Israeli Prime Minister Benjamin Netanyahu speaks during a news conference at Sheba Tel HaShomer Hospital in Ramat Gan, Israel, Saturday, June 8, 2024. (Jack Guez/Pool Photo via AP)

But even if the euphoria fades, he will continue to face strong pressure from an American government that wants to end the war and an ultranationalist base that wants to defeat Hamas at all costs. His main political opponent, retired General Benny Gantz, leave the emergency coalition on Sunday, which made Netanyahu even more dependent on the hardliners.

Netanyahu is already facing criticism from relatives of deceased hostages, who claim they received no such visits and accuse him of taking credit for the war’s successes.
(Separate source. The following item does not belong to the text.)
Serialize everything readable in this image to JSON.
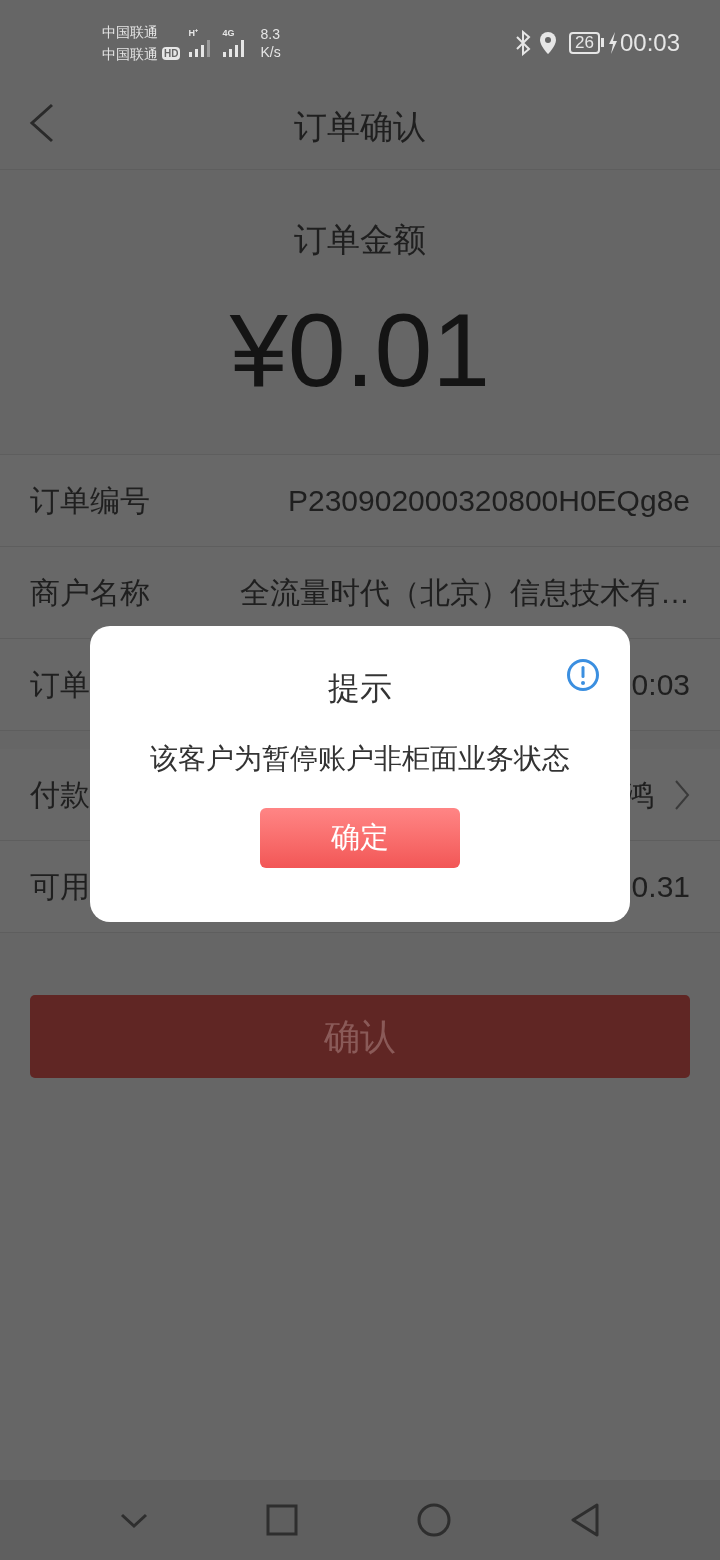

Israel is also likely to face increasing international pressure over the high number of Palestinian deaths in the raid.

“The successful rescue of the four hostages is a great tactical victory that has not changed our deplorable strategic situation,” wrote columnist Ben Caspit in the Israeli daily Maariv.

All of this makes it a difficult balancing act, even for someone like Netanyahu, whom friends and foes alike consider a master politician.

The operation could give the Israeli public the boost it needs to justify a deal with Hamas. Or he could conclude that time is on his side and he can negotiate harder with the militants, who are suffering a serious setback.

Hamas loses negotiating potential

Hamas has lost four valuable bargaining chips that it was trying to exchange for prominent Palestinian prisoners. Argamani, widely known for a video in which she pleaded for her life as militants dragged her away on a motorcycle, was a particularly hard loss for Hamas.

The attack is also likely to have dealt a blow to Hamas’s morale. During the attack on October 7Hamas succeeded in humiliating a country that had a far superior army, and has since regrouped despite devastating military operations throughout the Gaza Strip.

But the fact that Israel was able to a complex rescue operation in broad daylight in the middle of a densely populated urban area has, at least temporarily, restored some of the mystery that Israeli security forces lost on October 7.

The operation also drew global attention to the hostage-taking And this comes at a time when the US is increasing global pressure on Hamas to agree to the ceasefire agreement.

But Hamas has always withstood pressure from Israel and other countries. often at enormous cost to the PalestiniansThe militants may conclude that it is best to use the remaining hostages to end the war while they still can – or they may simply look for better hiding places.